No.708 :その名は虎之児 ●添付画像ファイル
投稿日 2003年5月7日(水)19時23分 投稿者 松浦晋也


 今回も出ました。日本酒ラベルのパロディ。これは性能計算書の表紙です。打ち上げの性能計算は最後の最後まで詰めるので、詳細は計画書の別刷りになります。1970年の最初の衛星「おおすみ」以来このようなパロディが表紙を飾っています。

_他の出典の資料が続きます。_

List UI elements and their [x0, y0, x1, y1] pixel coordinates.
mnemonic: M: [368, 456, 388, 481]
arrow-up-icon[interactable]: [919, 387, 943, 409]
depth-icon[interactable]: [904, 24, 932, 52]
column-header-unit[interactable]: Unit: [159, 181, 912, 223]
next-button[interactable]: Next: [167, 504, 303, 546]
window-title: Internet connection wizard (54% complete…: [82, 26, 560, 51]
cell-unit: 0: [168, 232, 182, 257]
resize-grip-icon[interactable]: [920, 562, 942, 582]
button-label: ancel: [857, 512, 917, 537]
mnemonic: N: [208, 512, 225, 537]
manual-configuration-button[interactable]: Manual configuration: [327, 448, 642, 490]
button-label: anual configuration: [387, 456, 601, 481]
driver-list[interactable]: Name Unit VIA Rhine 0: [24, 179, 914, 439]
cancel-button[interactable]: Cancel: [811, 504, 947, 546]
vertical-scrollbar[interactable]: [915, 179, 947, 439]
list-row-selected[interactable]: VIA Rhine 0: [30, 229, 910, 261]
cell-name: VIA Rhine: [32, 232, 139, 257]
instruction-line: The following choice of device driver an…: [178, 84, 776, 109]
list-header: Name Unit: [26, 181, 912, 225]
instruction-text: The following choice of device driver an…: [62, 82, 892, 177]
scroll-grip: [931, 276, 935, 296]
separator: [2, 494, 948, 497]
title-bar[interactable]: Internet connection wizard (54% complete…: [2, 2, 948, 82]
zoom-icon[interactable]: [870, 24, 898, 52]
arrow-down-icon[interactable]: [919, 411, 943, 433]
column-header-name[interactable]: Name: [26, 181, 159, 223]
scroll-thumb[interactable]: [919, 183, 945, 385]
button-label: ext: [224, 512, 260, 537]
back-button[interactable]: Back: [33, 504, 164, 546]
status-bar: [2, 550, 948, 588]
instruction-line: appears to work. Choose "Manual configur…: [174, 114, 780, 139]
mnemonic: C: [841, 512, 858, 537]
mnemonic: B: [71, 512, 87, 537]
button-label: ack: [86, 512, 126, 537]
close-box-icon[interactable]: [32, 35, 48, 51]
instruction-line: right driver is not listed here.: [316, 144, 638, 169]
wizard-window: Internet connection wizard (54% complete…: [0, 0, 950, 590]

 「おおすみ」の時は衛星になるかどうか分からなかったので「ハテライト」そのころはタバコをもじっていた。その時代によってたばこだったり洋酒だったり、このところは日本酒とのこと。
 
 日本で初めて惑星間空間に飛び出した「さきがけ」の時は「酔心」という日本酒のラベルに引っかけて「彗心」としたものでした。

 細かいところまで凝っているのでとくとごらんあれ。


No.707 :川口教授ブリーフィング ●添付画像ファイル
投稿日 2003年5月7日(水)19時21分 投稿者 松浦晋也


 プレスツアーの後、記者室で今回の探査機MUSES-Cの探査主任である川口淳一郎教授がブリーフィングを行いました。

主に探査機本体の質問が集まったのですが、その中で一番印象に残ったのは以下の言葉でした。

川口教授
 今回の探査機は大きく4つの新しい技術開発要素(イオンエンジンによる惑星間航行、重力が微少な小惑星への自立航法による接近、小惑星表面のサンプル採取、小型カプセルによるサンプル回収)があり、それらが時系列に直列にならんでいる。そのどれが成功しても大きな成果だ。だから成功かどうかについては、加点法で考えて欲しい。全体は500点で、打ち上げ後に3週間目にイオンエンジンが無事に稼働したならば、その時点で100点と考えて欲しい。

 小惑星探査機ということになっていますが、実はMUSESシリーズ工学試験衛星であり、新しい技術を軌道上で検証するための宇宙機です。ただし、サイエンス的に価値のある探査を目指す技術である以上、実際に探査を行いつつ検証するべきという考えから、小惑星の探査を実際に行うミッションとなりました。

この後的川教授から補足がありました。

的川教授
 技術開発開発要素を一つずつ軌道上で試験できればいいのだけれども、現在の予算規模では次のチャンスがいつになるか分からず、どうしても「このチャンスにあれもこれも」という欲張った計画にならざるを得ない。

 おそらくMUSES-Cのサンプル回収が最終的に失敗した場合、メディアは「小惑星探査機失敗」と報じるのでしょう。しかし実際には、技術試験要素が非常に強く、その一つ一つが成功しただけでも大きな成果であるということなのです。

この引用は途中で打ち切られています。